Anlässlich des Volkstrauertages nahmen auch in diesem Jahr zahlreiche Bürger und die Fahnenabordnungen der örtlichen Vereine an der Gedenkfeier des Vereinsrings Schweinheim und des VdK-Ortsverbandes Schweinheim am Ehrenmal auf dem Schweinheimer Friedhof teil.  

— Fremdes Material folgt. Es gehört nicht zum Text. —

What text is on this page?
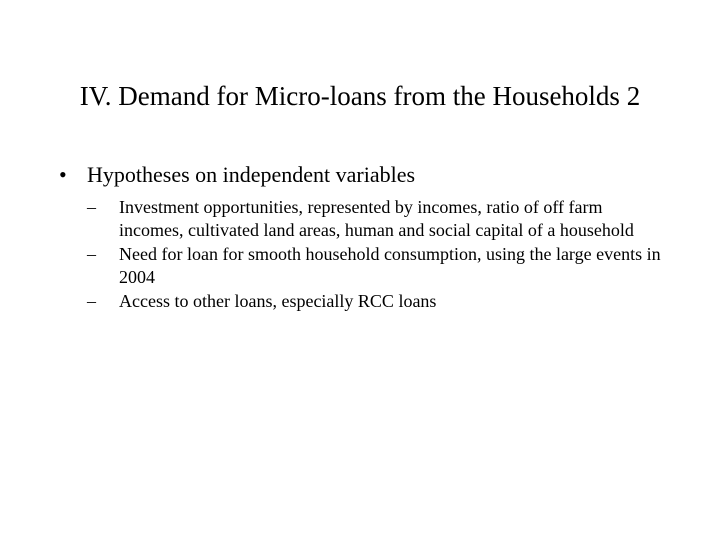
IV. Demand for Micro-loans from the Households 2
• Hypotheses on independent variables
– Investment opportunities, represented by incomes, ratio of off farm incomes, cultivated land areas, human and social capital of a household
– Need for loan for smooth household consumption, using the large events in 2004
– Access to other loans, especially RCC loans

„Nur wenn wir uns auch der Aufarbeitung stellen, können wir das Gedenken vor Vereinnahmungen schützen, die aus Opfern Täter und aus Tätern Opfer machen wollen und Fragen nach Verantwortung und Schuld nicht zulassen“ - so Bürgermeister Jürgen Herzing in seiner Gedenkrede. In seinen Einführungsworten hatte der Vereinsringvorsitzende Thomas Gerlach darauf hingewiesen, dass es von Jahr zu Jahr weniger Menschen gebe, die einen der beiden Kriege erlebt, die Angehörige und Freunde verloren haben. Vergessen mache sich breit. Es müsse daher immer wieder daran erinnert werden: „Wir begehen den Volkstrauertag als Gedenktag für die Opfer beider Weltkriege. Unsere Gedanken sind aber auch bei den Opfern der heutigen Zeit“. Der Volkstrauertag sei also kein veraltetes Ritual, sondern bleibe ein Tag, der ermahnen möchte, damit alte Fehler nicht noch einmal begangen werden.  Die stellvertretende VdK-Ortsvorsitzende Thea Hirsch erinnerte daran, dass es dem Sozialverband VdK aufgrund seiner Geschichte eine besondere Verpflichtung sei, auf die vielen sinnlosen Opfer von Krieg, Willkür und Terror hinzuweisen und ihrer zu gedenken. Musikalisch umrahmt wurde die Gedenkfeier von dem Gailbacher Jungsenioren-Quartett unter Leitung von Gerhard Schmid. Die Reservistenkameradschaft hielt wieder die  Ehrenwache.